Gene arrays taken from ten DTF tumors and 13 SFT tumors showed that each tumor type had distinct gene expression patterns reflecting different gene functions. For example, DTF gene profiles included many genes involved in fibrosis (scarring) and extracellular matrix remodeling, a prerequisite for the invasive behavior of aggressive DTF tumors. SFTs, on the other hand, express many genes involved in synthesis and maintenance of the basement membrane that surrounds muscle cells, blood vessels, and other specialized cells. Based on these variable expression patterns, the authors hypothesized that the tumors' cells of origin might perform different functions in normal tissue.
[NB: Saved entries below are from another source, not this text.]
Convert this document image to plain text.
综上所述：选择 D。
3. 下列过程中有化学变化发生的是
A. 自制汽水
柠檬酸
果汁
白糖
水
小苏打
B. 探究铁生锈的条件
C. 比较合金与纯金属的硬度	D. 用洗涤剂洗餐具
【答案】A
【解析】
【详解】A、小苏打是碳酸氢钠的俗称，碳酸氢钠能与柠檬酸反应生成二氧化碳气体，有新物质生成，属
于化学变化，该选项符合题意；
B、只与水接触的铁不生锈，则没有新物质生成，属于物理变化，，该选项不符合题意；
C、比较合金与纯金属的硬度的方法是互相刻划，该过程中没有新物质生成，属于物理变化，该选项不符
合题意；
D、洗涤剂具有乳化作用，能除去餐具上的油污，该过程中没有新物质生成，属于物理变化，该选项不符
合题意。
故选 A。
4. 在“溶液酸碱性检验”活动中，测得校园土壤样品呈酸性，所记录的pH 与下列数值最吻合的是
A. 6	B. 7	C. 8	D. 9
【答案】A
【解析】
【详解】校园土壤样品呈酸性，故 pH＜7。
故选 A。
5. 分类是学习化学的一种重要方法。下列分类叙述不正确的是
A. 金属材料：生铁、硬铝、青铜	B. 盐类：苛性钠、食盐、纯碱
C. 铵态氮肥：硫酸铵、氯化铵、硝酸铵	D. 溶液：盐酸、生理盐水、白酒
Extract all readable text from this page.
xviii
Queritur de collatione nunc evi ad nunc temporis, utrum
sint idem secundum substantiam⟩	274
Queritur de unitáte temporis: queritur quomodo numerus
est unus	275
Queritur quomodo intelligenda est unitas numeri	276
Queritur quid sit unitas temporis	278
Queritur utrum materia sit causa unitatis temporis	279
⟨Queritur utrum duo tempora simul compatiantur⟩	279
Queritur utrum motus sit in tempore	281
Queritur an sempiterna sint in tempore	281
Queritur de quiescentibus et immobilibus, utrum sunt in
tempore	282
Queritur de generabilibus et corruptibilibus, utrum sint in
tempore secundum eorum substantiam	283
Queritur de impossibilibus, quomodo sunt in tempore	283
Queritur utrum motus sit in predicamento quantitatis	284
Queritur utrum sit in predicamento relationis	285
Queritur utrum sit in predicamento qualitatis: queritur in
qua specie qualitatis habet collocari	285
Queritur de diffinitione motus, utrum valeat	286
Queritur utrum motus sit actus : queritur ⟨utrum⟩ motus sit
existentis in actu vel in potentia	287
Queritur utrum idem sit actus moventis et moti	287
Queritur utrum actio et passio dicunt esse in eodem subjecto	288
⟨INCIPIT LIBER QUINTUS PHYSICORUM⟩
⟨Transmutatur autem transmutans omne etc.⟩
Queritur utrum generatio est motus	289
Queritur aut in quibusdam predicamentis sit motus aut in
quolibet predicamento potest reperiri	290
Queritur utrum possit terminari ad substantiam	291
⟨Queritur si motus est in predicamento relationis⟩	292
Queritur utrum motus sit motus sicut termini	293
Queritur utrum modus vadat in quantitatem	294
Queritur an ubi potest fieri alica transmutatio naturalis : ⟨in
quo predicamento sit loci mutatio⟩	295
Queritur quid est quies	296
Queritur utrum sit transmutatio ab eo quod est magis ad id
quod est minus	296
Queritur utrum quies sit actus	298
Tissue samples at 600× magnification show that these two soft tissue tumors express different protein markers: solitary fibrous tumors express the APOD protein marker (top), and desmoid-type fibromatosis tumors express OSF2doi:10.1371/journal.pbio.0030220.g001
Next, West et al. examined gene expression patterns in fibroblasts found in normal tissue samples to look for tumor-specific markers. As predicted, DTF markers were found in one set of tissues—related to scarring and inflammation—and SFT markers were found in another—breast and skin fibroblasts, and benign breast growths. The authors' use of soft tissue tumors to define different subsets of stromal cells is similar to past studies that used lymphomas to discover novel subsets of normal lymphoid cells.
Because normal fibroblasts can contribute to cancer progression—by providing the cellular matrix, or stroma, that supports tumor growth—the authors looked for DTF- or SFT-specific markers in the stroma of breast cancer patients. Two groups, the authors note, showed differences in the expression of DTF and SFT genes. Patients with tumors showing high DTF gene expression had the best prognosis, suggesting that tumor–stromal interactions might affect disease progression.
The difficulty of classifying fibroblasts has complicated efforts to understand how fibroblasts aid tumor progression. This study suggests that breast cancers with different stromal signatures may have different clinical outcomes, which raises many questions for future study. If the same tumor type grows on a different stromal background, will it progress differently? If so, how do tumor–stromal interactions influence progression? Thanks to the fibroblast markers identified here, scientists have new tools for exploring these questions.